With so much attention focused on the war and the nuclear project, Oppenheimer and Snyder's seminal paper on black holes was kicked into the long grass, to be ignored and forgotten for years to come. What could have been the auspicious birth of one of general relativity's greatest concepts was indefinitely put off. The two grand old men of general relativity, Albert Einstein and Arthur Eddington, did nothing to save Oppenheimer and Snyder's finding from obscurity.

Eddington continued to insist that Chandra's calculation was wrong and misguided and that white dwarfs were the quiet endpoint of stellar evolution for stars of any mass. The continued unfettered collapse of a star until
“gravity becomes strong enough to hold in the radiation” was simply absurd. Chandra recalled, almost half a century later, “For my part I shall only say that I find it hard to understand why Eddington, who was one of the earliest and staunchest supporters of the general theory of relativity, should have found the conclusion that black holes may form during the natural course of evolution of the stars, so unacceptable.”
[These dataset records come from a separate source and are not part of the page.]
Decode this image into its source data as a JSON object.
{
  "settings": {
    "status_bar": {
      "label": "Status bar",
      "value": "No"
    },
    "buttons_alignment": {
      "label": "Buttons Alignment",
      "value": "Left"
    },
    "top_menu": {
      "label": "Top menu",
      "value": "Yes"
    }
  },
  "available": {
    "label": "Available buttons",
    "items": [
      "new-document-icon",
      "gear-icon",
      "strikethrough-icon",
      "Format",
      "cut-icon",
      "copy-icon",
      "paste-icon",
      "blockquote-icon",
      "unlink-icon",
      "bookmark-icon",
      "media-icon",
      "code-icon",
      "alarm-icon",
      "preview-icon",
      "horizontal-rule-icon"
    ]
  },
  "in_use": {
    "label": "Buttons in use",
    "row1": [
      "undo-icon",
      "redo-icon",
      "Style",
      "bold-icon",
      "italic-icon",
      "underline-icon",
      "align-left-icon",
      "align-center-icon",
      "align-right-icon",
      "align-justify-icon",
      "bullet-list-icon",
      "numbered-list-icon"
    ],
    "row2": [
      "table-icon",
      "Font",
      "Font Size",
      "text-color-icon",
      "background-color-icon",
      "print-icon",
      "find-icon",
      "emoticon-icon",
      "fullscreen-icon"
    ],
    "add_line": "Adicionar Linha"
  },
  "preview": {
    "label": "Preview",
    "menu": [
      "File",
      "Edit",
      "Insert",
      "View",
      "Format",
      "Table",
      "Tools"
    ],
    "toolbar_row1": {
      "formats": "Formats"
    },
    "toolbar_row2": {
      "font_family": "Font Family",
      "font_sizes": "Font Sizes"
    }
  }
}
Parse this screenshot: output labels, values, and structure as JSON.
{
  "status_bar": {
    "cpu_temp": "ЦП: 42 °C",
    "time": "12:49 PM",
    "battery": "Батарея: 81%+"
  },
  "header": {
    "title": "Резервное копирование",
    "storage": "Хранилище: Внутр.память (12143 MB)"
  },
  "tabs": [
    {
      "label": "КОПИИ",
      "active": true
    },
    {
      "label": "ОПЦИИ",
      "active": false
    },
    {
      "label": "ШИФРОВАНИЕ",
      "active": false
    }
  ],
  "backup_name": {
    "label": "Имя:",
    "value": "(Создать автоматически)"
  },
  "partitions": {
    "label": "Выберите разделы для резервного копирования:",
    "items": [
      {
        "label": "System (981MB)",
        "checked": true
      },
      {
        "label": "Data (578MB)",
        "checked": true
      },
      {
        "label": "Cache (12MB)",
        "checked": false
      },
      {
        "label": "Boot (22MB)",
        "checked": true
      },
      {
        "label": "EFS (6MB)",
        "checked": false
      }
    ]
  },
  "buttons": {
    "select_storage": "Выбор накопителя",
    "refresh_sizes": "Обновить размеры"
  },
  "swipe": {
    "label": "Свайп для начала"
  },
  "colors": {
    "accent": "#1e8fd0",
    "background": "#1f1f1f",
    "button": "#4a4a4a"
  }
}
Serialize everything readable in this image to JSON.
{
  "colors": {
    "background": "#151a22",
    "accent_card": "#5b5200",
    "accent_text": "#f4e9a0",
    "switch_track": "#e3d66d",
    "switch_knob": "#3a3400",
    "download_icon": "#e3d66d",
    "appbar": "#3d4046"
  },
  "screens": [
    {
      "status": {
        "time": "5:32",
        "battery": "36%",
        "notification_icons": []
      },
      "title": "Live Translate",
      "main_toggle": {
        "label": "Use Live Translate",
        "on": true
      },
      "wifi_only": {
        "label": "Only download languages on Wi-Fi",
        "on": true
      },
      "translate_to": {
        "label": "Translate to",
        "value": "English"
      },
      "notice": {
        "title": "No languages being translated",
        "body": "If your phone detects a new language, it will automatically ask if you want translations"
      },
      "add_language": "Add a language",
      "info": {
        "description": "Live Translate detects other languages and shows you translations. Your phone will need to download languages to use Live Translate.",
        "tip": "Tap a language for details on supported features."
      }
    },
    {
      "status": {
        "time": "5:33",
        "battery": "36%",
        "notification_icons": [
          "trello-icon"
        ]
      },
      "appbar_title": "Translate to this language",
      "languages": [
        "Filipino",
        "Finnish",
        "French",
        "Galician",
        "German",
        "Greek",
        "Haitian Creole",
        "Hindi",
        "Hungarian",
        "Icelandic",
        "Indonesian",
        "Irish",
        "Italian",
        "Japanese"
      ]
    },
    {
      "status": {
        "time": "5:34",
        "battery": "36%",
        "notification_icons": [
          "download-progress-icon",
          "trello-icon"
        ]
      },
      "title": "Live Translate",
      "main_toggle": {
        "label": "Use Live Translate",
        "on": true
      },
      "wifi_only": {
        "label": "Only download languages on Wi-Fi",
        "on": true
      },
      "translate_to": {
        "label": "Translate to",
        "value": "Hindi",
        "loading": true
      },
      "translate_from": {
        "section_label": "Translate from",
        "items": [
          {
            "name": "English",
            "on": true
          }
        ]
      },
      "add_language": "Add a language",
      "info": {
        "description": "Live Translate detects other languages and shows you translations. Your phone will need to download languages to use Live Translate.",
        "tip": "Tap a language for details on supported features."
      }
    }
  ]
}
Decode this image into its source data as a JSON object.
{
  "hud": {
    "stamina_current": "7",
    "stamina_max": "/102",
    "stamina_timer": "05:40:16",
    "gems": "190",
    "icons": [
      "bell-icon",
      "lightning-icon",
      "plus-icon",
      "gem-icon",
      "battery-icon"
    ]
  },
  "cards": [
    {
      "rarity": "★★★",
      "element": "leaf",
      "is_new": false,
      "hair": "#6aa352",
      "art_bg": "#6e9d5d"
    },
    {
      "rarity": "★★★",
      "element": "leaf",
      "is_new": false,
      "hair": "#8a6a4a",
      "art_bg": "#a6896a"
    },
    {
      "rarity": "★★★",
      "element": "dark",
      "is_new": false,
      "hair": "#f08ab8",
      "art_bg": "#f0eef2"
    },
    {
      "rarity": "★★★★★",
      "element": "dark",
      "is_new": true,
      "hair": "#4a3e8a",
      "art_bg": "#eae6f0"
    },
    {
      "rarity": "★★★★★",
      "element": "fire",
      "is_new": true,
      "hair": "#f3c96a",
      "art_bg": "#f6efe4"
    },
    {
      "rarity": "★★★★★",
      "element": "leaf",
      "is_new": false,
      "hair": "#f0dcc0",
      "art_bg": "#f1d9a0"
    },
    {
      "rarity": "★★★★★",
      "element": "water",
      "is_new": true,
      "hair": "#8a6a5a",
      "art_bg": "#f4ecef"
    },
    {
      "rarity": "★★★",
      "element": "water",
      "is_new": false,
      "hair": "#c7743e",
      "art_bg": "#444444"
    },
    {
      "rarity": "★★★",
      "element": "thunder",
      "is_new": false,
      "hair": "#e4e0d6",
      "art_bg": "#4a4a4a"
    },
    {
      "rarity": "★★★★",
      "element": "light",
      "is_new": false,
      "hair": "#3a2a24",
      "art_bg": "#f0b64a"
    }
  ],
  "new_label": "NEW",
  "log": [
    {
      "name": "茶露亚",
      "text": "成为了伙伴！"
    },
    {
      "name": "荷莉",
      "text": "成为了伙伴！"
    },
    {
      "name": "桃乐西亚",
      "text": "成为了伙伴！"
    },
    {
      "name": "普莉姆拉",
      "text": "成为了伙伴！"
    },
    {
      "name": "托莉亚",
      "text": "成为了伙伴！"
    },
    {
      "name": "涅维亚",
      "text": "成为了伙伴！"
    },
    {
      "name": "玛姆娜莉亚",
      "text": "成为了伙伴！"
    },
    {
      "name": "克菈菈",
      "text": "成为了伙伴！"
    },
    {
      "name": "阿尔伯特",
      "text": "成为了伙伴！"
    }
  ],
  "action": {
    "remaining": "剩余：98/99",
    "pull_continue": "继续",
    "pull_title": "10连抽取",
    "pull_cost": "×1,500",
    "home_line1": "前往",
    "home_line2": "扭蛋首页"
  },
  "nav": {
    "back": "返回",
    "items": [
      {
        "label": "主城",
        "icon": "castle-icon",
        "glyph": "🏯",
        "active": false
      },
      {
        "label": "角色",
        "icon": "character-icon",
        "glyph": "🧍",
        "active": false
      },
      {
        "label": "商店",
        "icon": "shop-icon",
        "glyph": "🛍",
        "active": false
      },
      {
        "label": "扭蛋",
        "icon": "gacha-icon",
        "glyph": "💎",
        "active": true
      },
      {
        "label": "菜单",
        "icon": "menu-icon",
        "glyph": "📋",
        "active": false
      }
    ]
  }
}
Einstein himself continued resisting the idea that the extreme form of Schwarzschild's solution—black holes—had any place in the natural world. He reacted in much the same way as he had to Friedmann and Lemaître's proposal of an expanding universe: it was beautiful mathematics but abominable physics all over again. After more than twenty years dismissing the more outlandish features of Schwarzschild's solution, he finally sat down and tried to come up with a reasoned argument for why they were of no physical significance in nature. In 1939, the same year Oppenheimer and Snyder devoted to determining the consequences of gravitational collapse, Einstein published a paper in which he worked out how a swarm of particles would behave as they collapsed through gravity. He argued that particles would never fall too close to the critical radius. He was too stubborn, setting up the problem in such a way that he got the answer he wanted: no black holes. He was wrong, once again, and just like Eddington he missed an opportunity to explore the full glory of his general theory of relativity.

Almost everyone's attention was elsewhere now, enthralled by the triumph of quantum physics. Most of the talented young physicists were focusing their efforts on pushing the quantum theory further, looking for more spectacular discoveries and applications. Einstein's general theory of relativity, with all its odd predictions and exotic results, had been elbowed out of the way and sentenced to a trek in the wilderness.

Chapter 5

Completely Cuckoo

D
URING HIS FINAL YEARS
, Albert Einstein lived a simple life. He would wake up late in his white clapboard house on Mercer Street near the heart of Princeton, New Jersey, where he lived with his sister, Maja. (His wife, Elsa, died in 1936, shortly after his arrival.) During the week, he would walk to Fuld Hall at the Institute for Advanced Study, where he had been based since 1933. Over the years he had become a familiar presence on the Princeton campus. Yet while he was more famous than ever before, he cut a lonely figure.